Na carta aberta em que José Mayer divulgou seu pedido de desculpas pelo assédio à figurinista Su Tonani, o ator afirma que é fruto de uma geração machista. Mas isso justifica a violência que ele cometeu?

O UOL conversou com Carlos Eduardo Zuma, psicólogo que trabalha em casos de violência dentro da família, e Mariana Meriqui Rodrigues, especialista em Gênero e Sexualidade e ativista feminista.

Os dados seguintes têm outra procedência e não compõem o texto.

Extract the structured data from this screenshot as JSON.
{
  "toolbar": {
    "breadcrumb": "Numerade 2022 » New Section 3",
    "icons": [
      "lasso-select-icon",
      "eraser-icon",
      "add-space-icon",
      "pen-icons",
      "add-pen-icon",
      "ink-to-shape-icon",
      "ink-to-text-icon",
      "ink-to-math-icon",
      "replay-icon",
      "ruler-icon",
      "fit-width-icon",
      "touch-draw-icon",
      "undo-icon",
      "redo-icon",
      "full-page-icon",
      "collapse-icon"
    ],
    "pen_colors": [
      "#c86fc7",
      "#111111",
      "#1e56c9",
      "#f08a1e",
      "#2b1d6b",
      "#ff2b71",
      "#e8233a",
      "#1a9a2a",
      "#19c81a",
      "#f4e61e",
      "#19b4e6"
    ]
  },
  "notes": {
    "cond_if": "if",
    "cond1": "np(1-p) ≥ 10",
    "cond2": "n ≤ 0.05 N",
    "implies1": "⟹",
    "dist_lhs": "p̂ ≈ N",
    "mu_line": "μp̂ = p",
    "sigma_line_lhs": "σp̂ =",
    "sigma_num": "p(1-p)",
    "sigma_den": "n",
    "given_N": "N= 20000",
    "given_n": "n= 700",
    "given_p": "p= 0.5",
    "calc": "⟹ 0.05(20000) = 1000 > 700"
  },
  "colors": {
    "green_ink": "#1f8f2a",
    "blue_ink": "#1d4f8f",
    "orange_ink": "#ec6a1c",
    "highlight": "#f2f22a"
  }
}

Os dois concordam que a criação machista não legitima o assédio, mas que de certa forma influencia atitudes como essa. De uma atitude corajosa a algo que ameniza a gravidade da situação, confira abaixo a opinião deles sobre o caso.

Corajoso, mas capenga

"Acho que é uma atitude corajosa a dele de fazer uma carta aberta se desculpando. É positivo num sentido geral, porque dá margem para a gente discutir e refletir, até para que alguns homens também consigam se identificar e pensar também sobre isso.

Nós crescemos em uma sociedade machista, onde alguns valores são reproduzidos muitas vezes sem uma reflexão. Agora você justificar uma atitude baseado nisso é uma explicação possível, mas não é aceitável. Ainda mais uma pessoa que tem um determinado nível socioeconômico, tem instrução. É uma pessoa que teve acesso à informação, teve oportunidade de refletir sobre essa situação.

Como ele mesmo diz na carta, ele tem mulher e filha. Não é possível que ele nunca tenha pensado na posição da mulher na sociedade, como ela é vulnerável dentro da nossa sociedade, então acho que justificar dessa forma soa um pouco capenga para ele, em especial.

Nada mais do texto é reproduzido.